Bu tür yerleşmelerin son dönemde Türkiye'de hızla yaygınlaşmasının nedeni 80'li yıllardan sonra oluşan gelir profili eğilimleri olduğu kadar Türk insanının pragmatizmine de dayanmaktadır. Söz konusu olan, sınıf atlayan, ama para ve kullanım kapasitesi itibariyle tekil villayı taşıyamayan veya taşımayı zor bulan insanların ortaklaşmış bir biçimde villa lüksünü bir site içinde ve kolay edinme realitesidir basit olarak. Bu tür yerleşmelerin Türkiye'deki ürünler bağlamında değerlendirirsek mimarisi çağdaş çizgiler taşıyanların kent için doğru, olması gereken örnekler olduğunu düşünüyorum. En tehlikeli yaklaşımlarda satış kaygısıyla, yeni zengin, sınıf atlayan bu toplumsal profilin oturmamış değerlerini saptıran çağ dışı mimari önerilerdir. "Amerikan Evleri", Türk, İtalyan, İspanyol mimarisi karışımı yutturmacalar insanların hayallerini yanlış yönlendirerek burjuva kültürünün ilk adımlarını yanlış attırmaktadır. Elbette bu çağdışı tavır tekil binalarda da vardır. Fakat bu olgu, toplu yerleşmelerde kültürel ve mimari "genosite" ölçeğine varmaktadır. Kent ve kentliliğin kültürel anlamda burjuva kültürü kalitesine ihtiyacı vardır. Ben yıllar önce kapalı yerleşmeleri "kentsel vahalar" olarak tanımlamıştım. Sonraki bir yazımda da bu yerleşmeler için "kent parçaları" dedim. Kapalı siteleri kentte varolması gereken doku parçaları olarak görüyorum.
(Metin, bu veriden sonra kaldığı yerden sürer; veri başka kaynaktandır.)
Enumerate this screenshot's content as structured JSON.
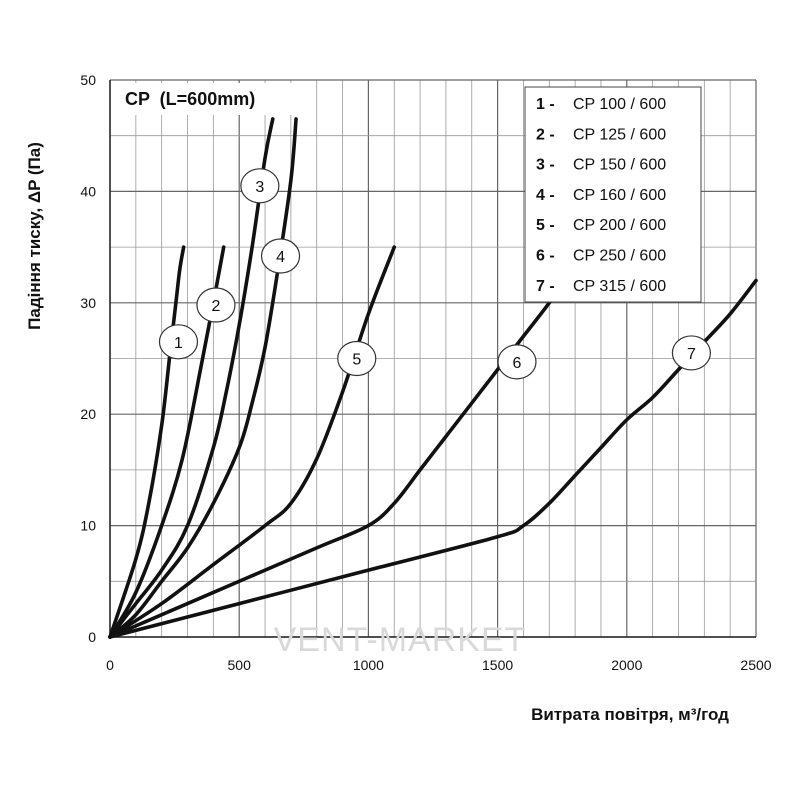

Bu yerleşmeler oturanları sosyal yaşamdan soyutlamıyor. Kimse metropolün handikaplarından sadece fizik mekanla soyutlanamaz. Ancak kendine soluklanabileceği bir aura yaratabilir. Nasıl özel otomobille kentin ulaşım sorunlarından kaçılamaz ve kentin ulaşımı çözülemezse, özel yerleşme alanlarıyla da kentin yerleşim problemleri çözülemez ve bunlardan kaçılamaz. Ancak bu bağlamda kapalı yerleşmelerin iyileri komşuluk ünitelerinin, mahalle ünitelerinin nasıl olması gerektiğini örnekleyebilirler. Ve yaşam konforunun kentin imar planından değil de işlevsel mekanlar kurgusundan oluşması gerektiğini gösterebilirler.